Habacuque: O Profeta Existencialista





Habacuque foi considerado por Robson
(Los Doce Profetas Menores, p.99) um profeta filósofo. Yates (Los Profetas Del Antiguo Testamento, p. 215) reputa Habacuque como “o livre pensador entre os profetas”. Nosso profeta, a meu ver, se encaixa no universo dos existencialistas. Ele fala de angústias e desespero humanos, do poder de superação, da restauração da confiança e da redescoberta do sentido da vida. Ele pregou num tempo entre 612 e 605 a.C., um tempo em que impérios violentos se sucediam (1.6-11) e Judá era um campo de pecaminosidade (1.2-4).

O profeta fala da imobilidade divina. Cai um império e surge outro igual ou pior. O tempo passa e a impiedade dos judeus alcança níveis indizíveis; Onde está Deus? “por que, pois, olhas para os que procedem aleivosamente, e te calas quando o ímpio devora aquele que é mais justo do que ele?” (1.13b). A mensagem do profeta é dirigida a Deus e não aos judeus, afirma Isaltino (1990, p.18). Isto é sintomático e impactante. Feinberg (Os Profetas Menores, p.208) afirma que o profeta era porta-voz da angústia de um resto piedoso de Judá. Isto pode ter acontecido, mas é impossível deixar de ver nas palavras pronunciadas com tanto vigor a dor, inquietação, a sua queixa do profeta.

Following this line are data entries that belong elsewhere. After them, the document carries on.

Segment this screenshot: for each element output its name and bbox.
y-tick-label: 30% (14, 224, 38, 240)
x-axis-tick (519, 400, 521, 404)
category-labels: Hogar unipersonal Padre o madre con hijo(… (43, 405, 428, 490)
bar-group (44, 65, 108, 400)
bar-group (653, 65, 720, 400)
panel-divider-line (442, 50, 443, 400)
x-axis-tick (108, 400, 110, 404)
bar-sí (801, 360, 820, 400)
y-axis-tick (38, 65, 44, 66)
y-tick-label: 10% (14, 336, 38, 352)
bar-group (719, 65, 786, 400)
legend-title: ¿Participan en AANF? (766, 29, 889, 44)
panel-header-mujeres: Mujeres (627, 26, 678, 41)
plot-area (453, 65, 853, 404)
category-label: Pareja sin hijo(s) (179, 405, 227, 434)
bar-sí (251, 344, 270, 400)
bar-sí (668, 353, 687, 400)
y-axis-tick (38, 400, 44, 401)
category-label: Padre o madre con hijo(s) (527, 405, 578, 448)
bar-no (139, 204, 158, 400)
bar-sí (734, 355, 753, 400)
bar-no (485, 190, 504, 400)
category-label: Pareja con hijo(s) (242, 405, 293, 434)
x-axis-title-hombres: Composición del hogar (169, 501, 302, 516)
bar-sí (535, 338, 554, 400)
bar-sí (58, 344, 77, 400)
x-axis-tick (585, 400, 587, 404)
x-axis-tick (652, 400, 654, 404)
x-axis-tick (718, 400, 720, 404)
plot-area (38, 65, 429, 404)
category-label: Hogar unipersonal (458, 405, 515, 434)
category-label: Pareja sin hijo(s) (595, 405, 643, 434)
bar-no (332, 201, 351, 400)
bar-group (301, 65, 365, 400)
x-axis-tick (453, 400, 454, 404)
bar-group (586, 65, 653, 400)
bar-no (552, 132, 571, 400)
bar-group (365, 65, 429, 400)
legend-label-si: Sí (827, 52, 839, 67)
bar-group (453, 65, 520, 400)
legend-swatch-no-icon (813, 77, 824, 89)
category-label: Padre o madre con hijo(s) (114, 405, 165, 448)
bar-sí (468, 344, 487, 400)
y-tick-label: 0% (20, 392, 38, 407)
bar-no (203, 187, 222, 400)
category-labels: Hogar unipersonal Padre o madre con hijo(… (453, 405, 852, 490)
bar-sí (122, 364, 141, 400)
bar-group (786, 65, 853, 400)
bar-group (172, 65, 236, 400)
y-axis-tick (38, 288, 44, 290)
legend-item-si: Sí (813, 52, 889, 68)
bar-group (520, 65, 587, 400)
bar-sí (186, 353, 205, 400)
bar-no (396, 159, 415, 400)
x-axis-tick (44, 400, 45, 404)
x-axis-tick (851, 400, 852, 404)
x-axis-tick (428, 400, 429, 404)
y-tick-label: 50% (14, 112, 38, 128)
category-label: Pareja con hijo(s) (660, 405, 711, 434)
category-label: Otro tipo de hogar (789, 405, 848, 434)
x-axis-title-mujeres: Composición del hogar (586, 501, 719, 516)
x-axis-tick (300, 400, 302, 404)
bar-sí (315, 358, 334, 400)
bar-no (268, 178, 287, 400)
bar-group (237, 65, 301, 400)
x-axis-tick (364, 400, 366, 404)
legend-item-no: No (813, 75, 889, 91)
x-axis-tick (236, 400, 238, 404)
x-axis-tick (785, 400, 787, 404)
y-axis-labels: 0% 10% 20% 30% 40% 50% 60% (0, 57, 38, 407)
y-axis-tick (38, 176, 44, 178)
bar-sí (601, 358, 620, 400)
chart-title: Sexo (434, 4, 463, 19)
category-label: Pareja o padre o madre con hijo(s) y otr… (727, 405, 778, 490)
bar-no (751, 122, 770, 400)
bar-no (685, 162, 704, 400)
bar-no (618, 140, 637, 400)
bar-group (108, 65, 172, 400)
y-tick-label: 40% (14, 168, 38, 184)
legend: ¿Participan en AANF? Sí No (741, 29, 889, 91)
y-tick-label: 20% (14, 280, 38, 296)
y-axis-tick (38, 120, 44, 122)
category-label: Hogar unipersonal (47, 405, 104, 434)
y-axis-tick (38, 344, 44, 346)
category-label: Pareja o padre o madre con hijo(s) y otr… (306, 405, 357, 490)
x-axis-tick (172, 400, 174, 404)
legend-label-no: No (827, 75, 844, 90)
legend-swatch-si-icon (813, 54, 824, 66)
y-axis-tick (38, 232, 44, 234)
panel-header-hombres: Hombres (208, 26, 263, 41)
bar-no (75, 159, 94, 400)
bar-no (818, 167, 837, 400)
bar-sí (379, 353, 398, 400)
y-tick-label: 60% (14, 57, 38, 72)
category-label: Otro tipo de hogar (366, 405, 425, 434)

Suas dúvidas não são especulativas. Ele é sincero no que fala. Ele não duvida da existência do Senhor, mas fala com alguém que é vivo: “Não és tu desde a eternidade, ó SENHOR, meu Deus, ó meu Santo?” (1.12 a). O problema é o seu não entendimento da imobilidade divina diante do sofrimento do justo: “Até quando, SENHOR, clamarei eu, e tu não me escutarás? Gritar-te-ei: Violência! E não salvarás?” (1.2).

Habacuque ensina algo que parece paradoxal: A dúvida não é necessariamente inimiga de fé; desesperança não precisa ser considerada como o oposto da esperança. Para ele fé e razão não se anulam, como afirma Isaltino (Habacuque, Nosso Contemporâneo, p.18). Em momento algum se afirma na Bíblia que pensar ou questionar seja pecado. Pecado é a queixa sem sentido ou meramente especulativa. Não é o caso do profeta. Ele expõe seus problemas existenciais na certeza que o Senhor vai lhe falar: “Pôr-me-ei na minha torre de vigia, colocar-me-ei sobre a fortaleza e vigiarei para ver o que Deus me dirá e que resposta eu terei à minha queixa.” (2.1).

“E o Senhor me respondeu.” (2.2). No momento em que ele parou de se queixar e se dispôs a ouvir, recebeu resposta. Deus não falou da complexidade da ansiedade do homem, e não deu respostas à questão do sofrimento do justo e da prosperidade do ímpio. Ele tão somente diz: “o justo viverá pela sua fé” (2.4b). Fé é confiar a despeito das circunstâncias adversas. Fé é ir além dos limites da realidade tangível sem deixar de ter os pés no chão. A alma precisa de fé alimentadora. É através dela que passamos do terreno movediço da dúvida para o terreno sólido da confiança, que faz afirmar: “Ainda que a figueira não floresça, nem haja fruto na vide; o produto da oliveira minta, (...) todavia, eu me alegro no SENHOR, (...). O SENHOR Deus (...)me faz andar altaneiramente.” (3.17-19).

Vivemos um tempo de angústias. Somos reféns da violência, do medo, da impunidade, da imoralidade, da religiosidade, etc. Sufocados, deixamos de ver que o Senhor quer que andemos nas alturas (3.19). Praticamente não mais contemplamos o nosso poder de reação e superação. Acomodamo-nos às circunstâncias, ou então procuramos respostas nas filosofias de vida sobre uma possível ausência de Deus. Vamos “vegetando” de teoria em teoria, de filosofia em filosofia, esquecidos que o justo não vegeta, mas vive; “o justo viverá pela fé” (2.4).

Há percursos maravilhosos no livro de Habacuque: da dúvida à fé, da angústia ao conforto, da desesperança à esperança. Habacuque ensina sobre o Deus que está acima de tudo e nos dá o poder da superação.Acreditemos no Deus disponível. Ele quer receber a nossa queixa, quer que subamos para uma torre e esperemos suas respostas com a certeza da fé. Ele nunca nos deixará. O Senhor é a nossa força (3.19).